The International Automobile Federation (FIA) has said that it is shocked and appalled by the racist outbursts and insults directed towards the 23-year-old racing driver and has warned the Spanish authorities about any repetition.
Fans are being appealed to behave themselves by preoccupied Formula One organisers and circuit managers, including Ramon Padrera, manager of the Montmeló racing track, which is due to host the Spanish Grand Prix in April.
While the McLaren team had barriers erected around them for Hamilton’s safety during the Spanish fan’s rampage, the driver himself reacted very calmly and showed a maturity beyond his years.
The root of the Spanish fans discontentment came after their country’s favourite racer Alonso Fernando was outshone by his team-mate Lewis Hamilton in 2007.
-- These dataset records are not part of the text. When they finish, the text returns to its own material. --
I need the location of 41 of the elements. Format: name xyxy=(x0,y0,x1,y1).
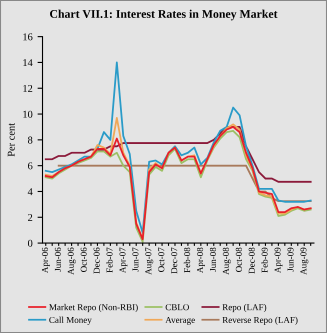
chart-title: Chart VII.1: Interest Rates in Money Market xyxy=(50,10,278,20)
x-tick-label: Jun-09 xyxy=(287,248,294,272)
x-tick-label: Feb-08 xyxy=(184,248,190,273)
line-series xyxy=(44,62,312,234)
x-tick-label: Apr-07 xyxy=(119,248,128,274)
x-tick-label: Apr-09 xyxy=(274,248,282,274)
x-tick-label: Apr-08 xyxy=(197,248,205,274)
x-tick-label: Oct-08 xyxy=(236,248,242,272)
x-tick-label: Dec-08 xyxy=(248,248,255,274)
legend-label: Repo (LAF) xyxy=(222,304,266,312)
y-tick-label: 8 xyxy=(28,136,32,144)
legend-label: Call Money xyxy=(49,316,92,325)
x-tick-label: Aug-09 xyxy=(300,248,308,275)
y-axis-title: Per cent xyxy=(8,123,15,156)
legend-label: Reverse Repo (LAF) xyxy=(222,316,298,325)
line-series xyxy=(58,164,312,202)
y-tick-label: 0 xyxy=(28,240,32,247)
y-tick-label: 4 xyxy=(28,188,33,196)
y-tick-label: 6 xyxy=(28,162,32,170)
legend-label: CBLO xyxy=(166,304,189,310)
x-tick-label: Jun-07 xyxy=(132,248,138,272)
x-tick-label: Apr-06 xyxy=(42,248,50,274)
y-tick-label: 2 xyxy=(28,214,32,221)
legend-label: Average xyxy=(165,316,195,325)
x-tick-label: Aug-07 xyxy=(145,248,154,275)
y-tick-label: 16 xyxy=(23,33,32,40)
x-tick-label: Dec-07 xyxy=(171,248,178,274)
x-tick-label: Feb-07 xyxy=(106,248,113,273)
y-tick-label: 14 xyxy=(23,59,33,66)
x-tick-label: Jun-08 xyxy=(210,248,216,272)
x-tick-label: Feb-09 xyxy=(261,248,268,273)
y-tick-label: 10 xyxy=(23,110,32,118)
x-tick-label: Dec-06 xyxy=(94,248,100,274)
y-tick-label: 12 xyxy=(23,84,32,92)
x-tick-label: Aug-08 xyxy=(222,248,231,275)
x-tick-label: Oct-07 xyxy=(158,248,164,272)
legend-label: Market Repo (Non-RBI) xyxy=(49,304,138,312)
line-series xyxy=(44,126,312,183)
x-tick-label: Jun-06 xyxy=(54,248,61,272)
x-tick-label: Oct-06 xyxy=(80,248,87,272)
x-tick-label: Aug-06 xyxy=(68,248,76,275)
The fans blame Hamilton for Fernando’s failure to record what would have been a hat trick of world titles last year as well as his split from the McLaren team.
Although McLaren has no interest in creating a deeper rift with the Spanish public, being that the Spanish bank Santander is one of the team’s major sponsors, general alarm about the fans’ attitudes could spread.
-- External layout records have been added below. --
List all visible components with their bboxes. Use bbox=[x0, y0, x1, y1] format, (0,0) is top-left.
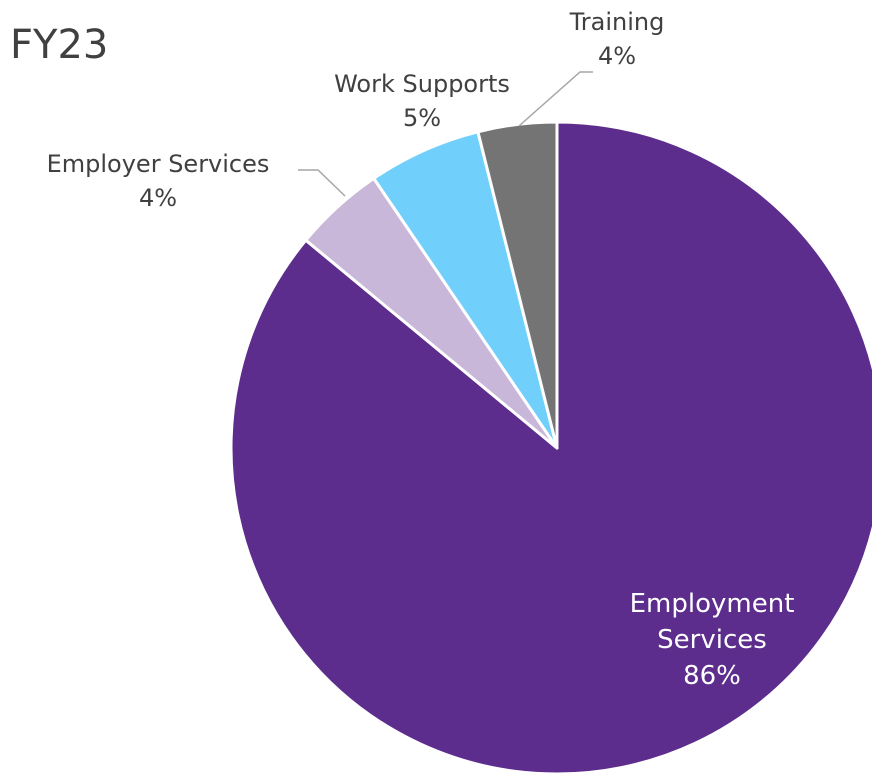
slice-name-label-employment-services: Services bbox=[657, 625, 767, 655]
slice-name-label-employer-services: Employer Services bbox=[47, 150, 270, 178]
pie-slices bbox=[229, 120, 872, 776]
chart-title: FY23 bbox=[10, 22, 108, 68]
slice-value-label-training: 4% bbox=[598, 42, 636, 70]
leader-line-training bbox=[518, 71, 593, 127]
slice-value-label-employer-services: 4% bbox=[139, 184, 177, 212]
slice-value-label-employment-services: 86% bbox=[683, 661, 741, 691]
slice-name-label-training: Training bbox=[569, 8, 665, 36]
slice-labels: Employment Services 86% Employer Services 4%… bbox=[47, 8, 795, 691]
leader-lines bbox=[298, 71, 593, 197]
slice-name-label-employment-services: Employment bbox=[630, 589, 795, 619]
pie-slice-training bbox=[476, 120, 559, 450]
slice-value-label-work-supports: 5% bbox=[403, 104, 441, 132]
pie-slice-employment-services bbox=[229, 120, 872, 776]
leader-line-employer-services bbox=[298, 169, 346, 197]
slice-name-label-work-supports: Work Supports bbox=[334, 70, 510, 98]
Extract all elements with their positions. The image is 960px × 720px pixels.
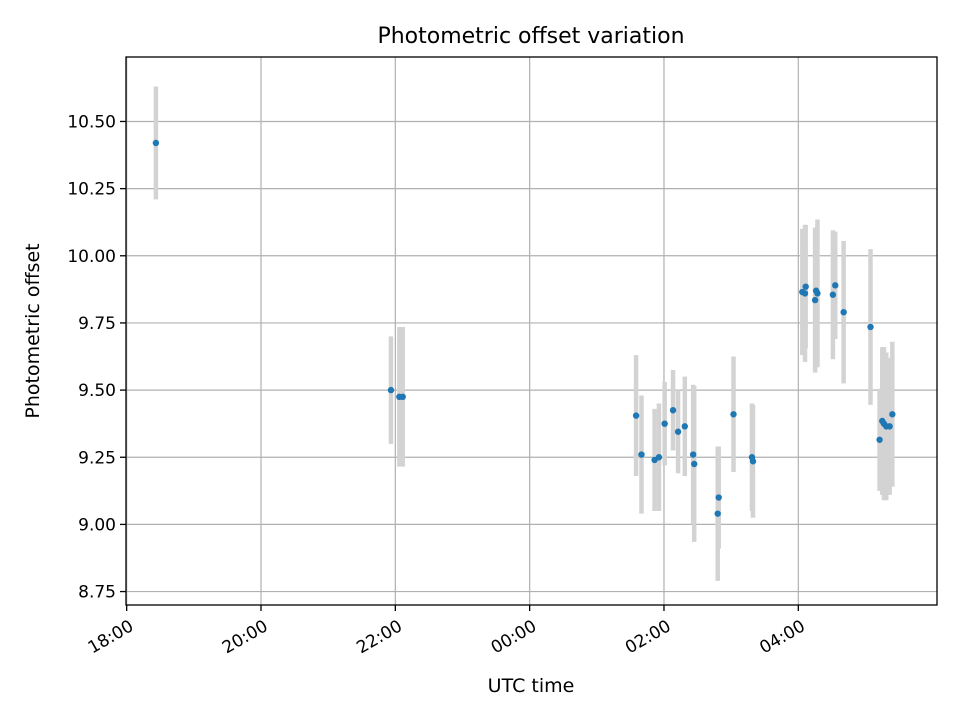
data-point (749, 458, 757, 465)
data-point (715, 494, 722, 501)
data-point (714, 510, 721, 517)
data-point (387, 386, 395, 394)
data-point (689, 451, 697, 458)
data-point (691, 460, 698, 468)
data-point (632, 412, 640, 419)
data-point (876, 436, 883, 443)
y-axis-ticks: 8.75 9.00 9.25 9.50 9.75 10.00 10.25 10.50 (67, 112, 126, 603)
data-point (801, 290, 809, 297)
y-tick-label: 9.50 (78, 381, 116, 401)
data-point (889, 411, 896, 418)
y-tick-label: 10.50 (67, 112, 116, 132)
data-point (832, 282, 839, 289)
plot-frame (125, 56, 938, 606)
data-point (811, 296, 819, 304)
chart-title: Photometric offset variation (377, 24, 684, 49)
data-point (681, 423, 689, 430)
data-point (867, 323, 874, 331)
y-tick-label: 10.00 (67, 247, 116, 267)
y-tick-label: 9.25 (78, 448, 116, 468)
data-point (152, 139, 160, 147)
data-point (802, 283, 809, 290)
data-point (886, 423, 893, 430)
data-point (840, 308, 847, 316)
data-point (674, 428, 682, 435)
data-point (669, 407, 677, 414)
data-point (730, 411, 737, 418)
y-tick-label: 8.75 (78, 583, 116, 603)
data-point (829, 291, 837, 298)
x-axis-label: UTC time (488, 675, 575, 697)
data-point (399, 393, 406, 401)
data-point (655, 454, 663, 461)
y-tick-label: 10.25 (67, 180, 116, 200)
y-tick-label: 9.75 (78, 314, 116, 334)
data-markers (152, 139, 896, 517)
data-point (661, 420, 668, 427)
y-axis-label: Photometric offset (22, 243, 44, 418)
data-point (814, 290, 821, 297)
y-tick-label: 9.00 (78, 515, 116, 535)
data-point (638, 451, 645, 458)
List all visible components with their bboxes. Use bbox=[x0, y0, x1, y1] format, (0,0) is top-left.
With this spread, it is also possible that Portugal could get dragged into the debate that will no doubt emerge after this sadly apparent display of the very real presence of racism in sport.
As the FIA threaten that Spanish venues could be pulled from the Formula One calendar, the whole of Iberia could be in danger of being viewed as an area to avoid.
This is not good news for Portugal which is working hard to be accepted as a major motoring destination, since the relegation of the Estoril track on the World F1 circuit.
It is hoped that Portugal, and indeed the Algarve, can carve out its own identity away from Spain with the construction of the new motor racing track near Mexilhoeira Grande.